Pada rumusan mengenai struktur kelembagaan negara, para founding fathers membayangkan sebuah negara kekeluargaan yang segala masalah negara yang strategis dimusyawarahkan dalam lembaga MPR yang merupakan perwakilan seluruh unsur rakyat yang terdiri dari anggota DPR yang dipilih rakyat, ditambah dengan utusan daerah dan utusan berbagai golongan masyarakat yang ada. MPR-lah yang sepenuhnya melaksanakan kedaulatan rakyat, menetapkan UUD, menetapkan garis-garis besar haluan negara serta memilih Presiden dan Wakil Presiden. Namun ada sesuatu yang sedikit aneh bagi saya, ketika dasar falsafah negaranya adalah musyawarah mufakat tetapi dalam UUD itu mengatur bahwa Presiden dipilih oleh MPR dengan suara terbanyak. Sebagai pemegang kekuasaan tertinggi negara, MPR bisa melakukan apa saja karena itulah pernyataan kehendak rakyat. Keindahan konsep, kejernihan pikiran yang tertuang dalam kesepakatan dasar haruslah diuji dalam implementasi, yaitu implementasi dalam kehidupan riil kenegaraan yang penuh dinamika.
Implementasi Awal
Periode awal implementasi idiologi Pancasila (1945-1949) menunjukkan sesuatu yang tidak terpola bahkan dalam banyak hal keluar dari desain awal saat UUD itu disusun. Hal itu dapat dipahami karena Indonesia menghadapi pergolakan mempertahankan kemerdekaan. Apa yang menjadi kebijakan negara sangat dipengaruhi oleh dinamika politik yang dihadapi sehingga seperti terlepas dari desain awal yang dicita-citakan. Hal terpenting yang menjadi dasar kebijakan negara pada saat itu adalah keberlangsungan Indonesia merdeka. Oleh karena itu, dinamika politik pada hari-hari awal kemerdekaan mengharuskan pimpinan negara mengubah struktur dan hubungan kelembagaan negara yang menurut UUD 1945 menganut sistem pemerintahan presidensial, tetapi berubah menjadi parlementer, ketika kabinat (para menteri) bertanggung jawab kepada KNIP (khususnya Badan Pekerja KNIP). Kewenangan presiden menjadi terbagi. Segala kebijakan presiden harus berkompromi dengan KNIP.  
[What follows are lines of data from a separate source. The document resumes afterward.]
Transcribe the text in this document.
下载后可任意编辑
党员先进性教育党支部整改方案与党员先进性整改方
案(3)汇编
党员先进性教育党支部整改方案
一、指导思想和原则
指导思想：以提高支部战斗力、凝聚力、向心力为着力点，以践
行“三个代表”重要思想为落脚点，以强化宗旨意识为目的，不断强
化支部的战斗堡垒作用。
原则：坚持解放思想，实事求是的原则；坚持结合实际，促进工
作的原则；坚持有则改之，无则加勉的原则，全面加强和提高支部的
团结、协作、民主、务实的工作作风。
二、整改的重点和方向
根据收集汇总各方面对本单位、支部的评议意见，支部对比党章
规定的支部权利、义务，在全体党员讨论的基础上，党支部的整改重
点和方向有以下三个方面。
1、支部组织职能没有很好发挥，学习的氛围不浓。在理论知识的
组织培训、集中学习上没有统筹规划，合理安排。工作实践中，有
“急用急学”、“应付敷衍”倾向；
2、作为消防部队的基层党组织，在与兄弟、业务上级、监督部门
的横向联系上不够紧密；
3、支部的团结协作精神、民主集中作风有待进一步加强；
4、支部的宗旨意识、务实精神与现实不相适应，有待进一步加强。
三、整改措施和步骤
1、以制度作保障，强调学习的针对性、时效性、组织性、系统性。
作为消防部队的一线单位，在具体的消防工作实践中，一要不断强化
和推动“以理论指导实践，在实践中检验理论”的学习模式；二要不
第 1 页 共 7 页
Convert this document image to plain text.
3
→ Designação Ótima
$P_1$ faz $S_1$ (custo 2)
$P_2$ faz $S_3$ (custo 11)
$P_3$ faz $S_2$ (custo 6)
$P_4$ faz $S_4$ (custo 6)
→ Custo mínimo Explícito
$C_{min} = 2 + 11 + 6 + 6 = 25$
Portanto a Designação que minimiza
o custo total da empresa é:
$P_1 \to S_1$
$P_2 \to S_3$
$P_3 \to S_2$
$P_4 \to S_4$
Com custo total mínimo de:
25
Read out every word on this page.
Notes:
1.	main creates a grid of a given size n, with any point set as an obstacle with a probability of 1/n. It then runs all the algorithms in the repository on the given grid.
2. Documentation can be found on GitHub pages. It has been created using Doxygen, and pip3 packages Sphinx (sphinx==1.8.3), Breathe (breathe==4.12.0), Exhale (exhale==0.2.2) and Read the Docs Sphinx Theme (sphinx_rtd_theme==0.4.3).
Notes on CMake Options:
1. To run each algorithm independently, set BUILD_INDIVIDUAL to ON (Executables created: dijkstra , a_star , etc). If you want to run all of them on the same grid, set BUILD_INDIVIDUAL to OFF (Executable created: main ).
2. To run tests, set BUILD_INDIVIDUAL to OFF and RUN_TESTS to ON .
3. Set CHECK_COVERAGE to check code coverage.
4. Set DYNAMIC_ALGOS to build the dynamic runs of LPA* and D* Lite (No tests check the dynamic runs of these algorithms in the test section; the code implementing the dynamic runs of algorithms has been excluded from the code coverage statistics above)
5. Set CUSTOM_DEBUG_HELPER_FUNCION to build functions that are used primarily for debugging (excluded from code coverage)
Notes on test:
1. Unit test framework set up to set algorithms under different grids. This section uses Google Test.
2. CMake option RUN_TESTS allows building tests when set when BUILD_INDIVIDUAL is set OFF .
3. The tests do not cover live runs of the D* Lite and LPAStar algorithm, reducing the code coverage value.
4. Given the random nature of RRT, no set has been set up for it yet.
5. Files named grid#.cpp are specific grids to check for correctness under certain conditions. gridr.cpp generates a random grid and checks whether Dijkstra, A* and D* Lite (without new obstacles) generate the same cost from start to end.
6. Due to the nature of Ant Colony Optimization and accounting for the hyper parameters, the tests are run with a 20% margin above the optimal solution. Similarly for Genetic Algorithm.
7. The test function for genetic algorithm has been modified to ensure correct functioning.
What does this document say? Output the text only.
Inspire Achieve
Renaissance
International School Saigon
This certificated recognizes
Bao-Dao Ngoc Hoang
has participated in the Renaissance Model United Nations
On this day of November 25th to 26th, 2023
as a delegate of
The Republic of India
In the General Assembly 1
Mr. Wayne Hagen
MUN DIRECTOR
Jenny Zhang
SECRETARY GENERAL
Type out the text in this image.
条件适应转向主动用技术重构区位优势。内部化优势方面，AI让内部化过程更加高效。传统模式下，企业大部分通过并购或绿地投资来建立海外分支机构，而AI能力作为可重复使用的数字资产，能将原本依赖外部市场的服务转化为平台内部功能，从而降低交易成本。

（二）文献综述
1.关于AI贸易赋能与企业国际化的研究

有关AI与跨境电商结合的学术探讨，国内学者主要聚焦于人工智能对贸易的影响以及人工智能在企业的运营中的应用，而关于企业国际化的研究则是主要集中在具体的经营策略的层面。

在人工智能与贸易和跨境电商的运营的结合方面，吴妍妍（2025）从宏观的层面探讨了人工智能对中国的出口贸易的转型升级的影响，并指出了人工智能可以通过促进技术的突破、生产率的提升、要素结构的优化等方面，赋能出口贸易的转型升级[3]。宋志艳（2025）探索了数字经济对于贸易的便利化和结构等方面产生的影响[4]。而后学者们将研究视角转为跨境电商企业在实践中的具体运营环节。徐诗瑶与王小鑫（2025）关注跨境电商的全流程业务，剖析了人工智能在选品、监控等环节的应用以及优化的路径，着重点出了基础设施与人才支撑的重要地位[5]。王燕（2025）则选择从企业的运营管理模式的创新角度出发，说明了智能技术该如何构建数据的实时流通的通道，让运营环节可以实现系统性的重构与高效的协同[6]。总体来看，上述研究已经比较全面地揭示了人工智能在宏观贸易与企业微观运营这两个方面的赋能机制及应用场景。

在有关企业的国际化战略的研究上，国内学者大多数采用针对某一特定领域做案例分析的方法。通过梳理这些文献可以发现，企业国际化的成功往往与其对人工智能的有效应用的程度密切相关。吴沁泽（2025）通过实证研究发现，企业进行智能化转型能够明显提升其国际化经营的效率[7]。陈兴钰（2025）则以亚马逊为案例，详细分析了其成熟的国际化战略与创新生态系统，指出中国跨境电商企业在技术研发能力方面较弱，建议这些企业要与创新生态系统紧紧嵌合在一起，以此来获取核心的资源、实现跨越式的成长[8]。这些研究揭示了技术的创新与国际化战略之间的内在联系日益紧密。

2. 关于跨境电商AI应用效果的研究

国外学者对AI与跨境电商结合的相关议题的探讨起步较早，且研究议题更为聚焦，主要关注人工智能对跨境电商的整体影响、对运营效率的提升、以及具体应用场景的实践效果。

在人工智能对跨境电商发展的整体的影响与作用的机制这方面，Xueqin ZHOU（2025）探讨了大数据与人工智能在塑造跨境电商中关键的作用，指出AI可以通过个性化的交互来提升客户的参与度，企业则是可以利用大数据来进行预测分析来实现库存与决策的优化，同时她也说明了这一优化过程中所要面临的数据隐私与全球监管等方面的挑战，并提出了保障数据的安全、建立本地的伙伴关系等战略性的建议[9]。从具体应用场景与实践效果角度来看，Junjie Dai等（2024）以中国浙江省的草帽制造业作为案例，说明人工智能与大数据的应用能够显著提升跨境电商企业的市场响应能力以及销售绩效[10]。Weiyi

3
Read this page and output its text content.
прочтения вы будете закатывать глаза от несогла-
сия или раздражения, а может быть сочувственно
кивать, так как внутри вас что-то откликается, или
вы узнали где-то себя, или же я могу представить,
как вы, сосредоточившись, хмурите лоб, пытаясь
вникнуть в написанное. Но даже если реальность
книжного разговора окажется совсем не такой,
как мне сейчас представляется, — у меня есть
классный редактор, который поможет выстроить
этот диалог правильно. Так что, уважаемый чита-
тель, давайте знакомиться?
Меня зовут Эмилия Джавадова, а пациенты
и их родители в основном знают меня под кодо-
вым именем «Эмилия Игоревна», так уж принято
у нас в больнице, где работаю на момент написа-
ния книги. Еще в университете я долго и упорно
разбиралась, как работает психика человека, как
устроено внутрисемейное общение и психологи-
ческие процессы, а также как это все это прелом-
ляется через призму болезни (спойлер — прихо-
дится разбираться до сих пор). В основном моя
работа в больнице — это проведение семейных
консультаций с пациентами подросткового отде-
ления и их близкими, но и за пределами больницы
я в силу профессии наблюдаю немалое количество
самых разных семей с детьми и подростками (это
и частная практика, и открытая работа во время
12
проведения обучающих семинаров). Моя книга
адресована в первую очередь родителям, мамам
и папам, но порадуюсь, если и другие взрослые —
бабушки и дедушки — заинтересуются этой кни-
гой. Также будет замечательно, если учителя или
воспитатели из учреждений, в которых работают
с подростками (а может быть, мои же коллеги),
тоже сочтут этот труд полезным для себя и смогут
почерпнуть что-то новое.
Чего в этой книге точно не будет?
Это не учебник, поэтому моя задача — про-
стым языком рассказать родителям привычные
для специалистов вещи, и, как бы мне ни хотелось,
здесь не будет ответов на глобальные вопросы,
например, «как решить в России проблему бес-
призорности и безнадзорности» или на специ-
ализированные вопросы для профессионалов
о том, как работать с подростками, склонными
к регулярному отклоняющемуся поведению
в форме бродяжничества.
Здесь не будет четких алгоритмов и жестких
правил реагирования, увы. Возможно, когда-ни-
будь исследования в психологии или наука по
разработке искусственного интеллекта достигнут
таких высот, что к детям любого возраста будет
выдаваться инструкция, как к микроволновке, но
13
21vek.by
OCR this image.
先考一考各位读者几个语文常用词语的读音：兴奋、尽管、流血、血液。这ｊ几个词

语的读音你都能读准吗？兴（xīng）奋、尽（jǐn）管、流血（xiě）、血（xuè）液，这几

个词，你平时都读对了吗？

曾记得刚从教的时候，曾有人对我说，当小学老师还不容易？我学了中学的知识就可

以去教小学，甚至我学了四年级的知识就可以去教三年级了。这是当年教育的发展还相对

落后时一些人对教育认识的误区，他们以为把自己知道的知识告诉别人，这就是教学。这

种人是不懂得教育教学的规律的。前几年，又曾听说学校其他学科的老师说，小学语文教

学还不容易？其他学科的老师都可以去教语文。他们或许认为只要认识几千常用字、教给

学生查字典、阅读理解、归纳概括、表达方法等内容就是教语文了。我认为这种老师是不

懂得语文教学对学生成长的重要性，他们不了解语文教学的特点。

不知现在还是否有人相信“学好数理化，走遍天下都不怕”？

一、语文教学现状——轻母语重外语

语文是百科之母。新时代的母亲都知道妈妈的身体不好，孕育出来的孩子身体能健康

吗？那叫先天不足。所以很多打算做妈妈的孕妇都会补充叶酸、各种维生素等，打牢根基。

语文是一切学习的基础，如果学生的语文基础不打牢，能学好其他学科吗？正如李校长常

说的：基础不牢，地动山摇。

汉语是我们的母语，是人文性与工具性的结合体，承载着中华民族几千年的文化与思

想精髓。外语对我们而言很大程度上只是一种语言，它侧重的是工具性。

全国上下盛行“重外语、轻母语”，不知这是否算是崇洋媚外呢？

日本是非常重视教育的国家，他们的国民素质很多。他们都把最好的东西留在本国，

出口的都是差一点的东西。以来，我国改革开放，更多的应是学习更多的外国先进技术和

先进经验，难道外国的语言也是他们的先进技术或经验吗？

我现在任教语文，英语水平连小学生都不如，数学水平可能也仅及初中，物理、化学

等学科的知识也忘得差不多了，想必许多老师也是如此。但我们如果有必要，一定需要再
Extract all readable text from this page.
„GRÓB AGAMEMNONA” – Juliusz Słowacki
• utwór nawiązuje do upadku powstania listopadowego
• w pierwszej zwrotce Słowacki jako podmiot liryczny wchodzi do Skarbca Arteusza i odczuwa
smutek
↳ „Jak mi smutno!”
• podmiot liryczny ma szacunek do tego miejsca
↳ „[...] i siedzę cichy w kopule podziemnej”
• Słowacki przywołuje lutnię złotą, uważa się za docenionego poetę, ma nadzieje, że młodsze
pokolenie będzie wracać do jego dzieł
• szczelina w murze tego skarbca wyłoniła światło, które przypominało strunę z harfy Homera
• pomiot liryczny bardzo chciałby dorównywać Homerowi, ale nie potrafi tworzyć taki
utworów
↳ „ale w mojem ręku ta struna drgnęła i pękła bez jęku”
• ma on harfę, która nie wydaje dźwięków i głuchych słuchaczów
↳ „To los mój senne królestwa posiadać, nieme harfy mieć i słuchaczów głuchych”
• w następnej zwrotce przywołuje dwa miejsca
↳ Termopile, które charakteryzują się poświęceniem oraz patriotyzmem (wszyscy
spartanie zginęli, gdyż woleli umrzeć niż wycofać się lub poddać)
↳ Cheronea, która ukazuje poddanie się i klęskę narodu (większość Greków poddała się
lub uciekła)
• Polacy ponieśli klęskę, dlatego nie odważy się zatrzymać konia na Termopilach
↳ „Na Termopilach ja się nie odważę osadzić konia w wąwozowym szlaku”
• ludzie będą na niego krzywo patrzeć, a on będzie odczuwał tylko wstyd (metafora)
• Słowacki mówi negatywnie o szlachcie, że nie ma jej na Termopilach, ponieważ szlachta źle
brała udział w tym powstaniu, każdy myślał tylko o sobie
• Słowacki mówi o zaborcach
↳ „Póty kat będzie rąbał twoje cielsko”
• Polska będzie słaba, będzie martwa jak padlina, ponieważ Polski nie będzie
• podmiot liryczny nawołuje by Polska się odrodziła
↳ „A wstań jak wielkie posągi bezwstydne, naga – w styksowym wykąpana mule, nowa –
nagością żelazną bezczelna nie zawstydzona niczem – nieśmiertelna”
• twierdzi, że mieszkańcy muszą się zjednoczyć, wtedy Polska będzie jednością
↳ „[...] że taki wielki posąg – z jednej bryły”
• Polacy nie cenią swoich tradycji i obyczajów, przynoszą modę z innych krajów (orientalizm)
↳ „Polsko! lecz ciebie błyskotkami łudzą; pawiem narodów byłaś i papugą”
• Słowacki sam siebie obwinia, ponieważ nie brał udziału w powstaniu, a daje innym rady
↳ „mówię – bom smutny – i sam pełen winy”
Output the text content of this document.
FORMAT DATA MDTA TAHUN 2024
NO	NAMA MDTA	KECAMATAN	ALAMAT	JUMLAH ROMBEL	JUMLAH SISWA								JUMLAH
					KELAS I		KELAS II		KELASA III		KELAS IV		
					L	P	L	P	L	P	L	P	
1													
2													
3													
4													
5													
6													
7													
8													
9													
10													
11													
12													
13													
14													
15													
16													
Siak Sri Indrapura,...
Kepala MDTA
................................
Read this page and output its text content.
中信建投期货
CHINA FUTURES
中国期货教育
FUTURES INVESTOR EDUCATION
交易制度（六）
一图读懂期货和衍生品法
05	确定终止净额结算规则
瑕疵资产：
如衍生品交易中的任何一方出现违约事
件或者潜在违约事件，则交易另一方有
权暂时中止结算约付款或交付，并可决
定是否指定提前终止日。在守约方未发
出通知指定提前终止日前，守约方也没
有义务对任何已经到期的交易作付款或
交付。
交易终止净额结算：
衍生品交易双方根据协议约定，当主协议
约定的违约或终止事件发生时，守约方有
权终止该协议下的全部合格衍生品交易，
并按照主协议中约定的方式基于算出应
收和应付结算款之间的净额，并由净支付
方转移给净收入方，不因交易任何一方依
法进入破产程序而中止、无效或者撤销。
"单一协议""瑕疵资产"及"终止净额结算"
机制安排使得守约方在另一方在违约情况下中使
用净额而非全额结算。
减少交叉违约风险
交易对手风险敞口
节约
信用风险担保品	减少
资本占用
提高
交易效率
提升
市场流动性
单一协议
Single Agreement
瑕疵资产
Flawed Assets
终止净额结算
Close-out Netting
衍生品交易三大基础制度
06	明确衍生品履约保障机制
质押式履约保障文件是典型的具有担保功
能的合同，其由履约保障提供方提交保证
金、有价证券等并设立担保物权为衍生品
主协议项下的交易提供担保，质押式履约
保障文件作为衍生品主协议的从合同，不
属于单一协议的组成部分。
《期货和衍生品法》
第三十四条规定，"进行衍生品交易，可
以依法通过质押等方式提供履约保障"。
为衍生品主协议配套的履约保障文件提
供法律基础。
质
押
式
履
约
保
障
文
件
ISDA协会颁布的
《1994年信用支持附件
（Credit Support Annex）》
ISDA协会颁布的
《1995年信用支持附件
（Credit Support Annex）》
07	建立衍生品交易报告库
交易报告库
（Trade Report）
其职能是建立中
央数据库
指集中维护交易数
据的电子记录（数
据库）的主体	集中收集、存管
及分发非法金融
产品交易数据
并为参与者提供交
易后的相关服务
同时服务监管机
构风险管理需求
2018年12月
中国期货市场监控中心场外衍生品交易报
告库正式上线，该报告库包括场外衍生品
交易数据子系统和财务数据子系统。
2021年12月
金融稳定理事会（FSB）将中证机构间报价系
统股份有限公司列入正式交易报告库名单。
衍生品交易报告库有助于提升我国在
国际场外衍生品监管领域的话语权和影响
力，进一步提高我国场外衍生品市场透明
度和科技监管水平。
Model penyelenggaraan pemerintahan yang demikian, kemudian diperkuat dalam Konstitusi RIS (1949) dan UUDS (1950). Walaupun prinsip-prinsip dasar Pancasila termuat dalam pembukaan Konstitusi RIS maupun UUDS, pasal-pasal dalam kedua konstitusi tersebut seperti keluar dari falsafah Pancasila sebagaimana dirumuskan pada awalnya. Sistem pemerintahan negara tidak lagi menempatkan MPR sebagai pemegang kekuasaan tertinggi kedaulatan rakyat. Presiden hanya menjadi presiden nominal, karena sistem pemerintahan yang dianut adalah sistem parlemnter yaitu cabinet bertanggung jawab kepada parlemen. Jaminan hak asasi manusia diperluas, bahkan terdapat 47 pasal Konstitusi RIS dan UUDS mengenai jaminan hak asasi manusia. Era inilah yang disebut dengan era demokrasi liberal dalam sejarah ketatanegaraan Indonesia, yang ditandai dengan sistem pemerintahan parlementer, kebebasan berpendapat, kebebasan mendirikan partai politik sehingga pada pemilu pertama tahun 1955 terdapat 48 partai politik dan perseorangan sebagai peserta pemilu. Walaupun demikian, penyelenggaraan pemilu tersebut dicatat dalam sejarah sebagai pemilu yang sangat jujur dan adil dan melahirkan para wakil rakyat yang mendapat legitimasi penuh dari rakyat. Pada saat yang sama terjadi gonta ganti kabinet (kabinet jatuh bangun karena kepentingan politik) dan pemerintahan menjadi tidak stabil, program pemerintahan di bidang ekonomi terabaikan.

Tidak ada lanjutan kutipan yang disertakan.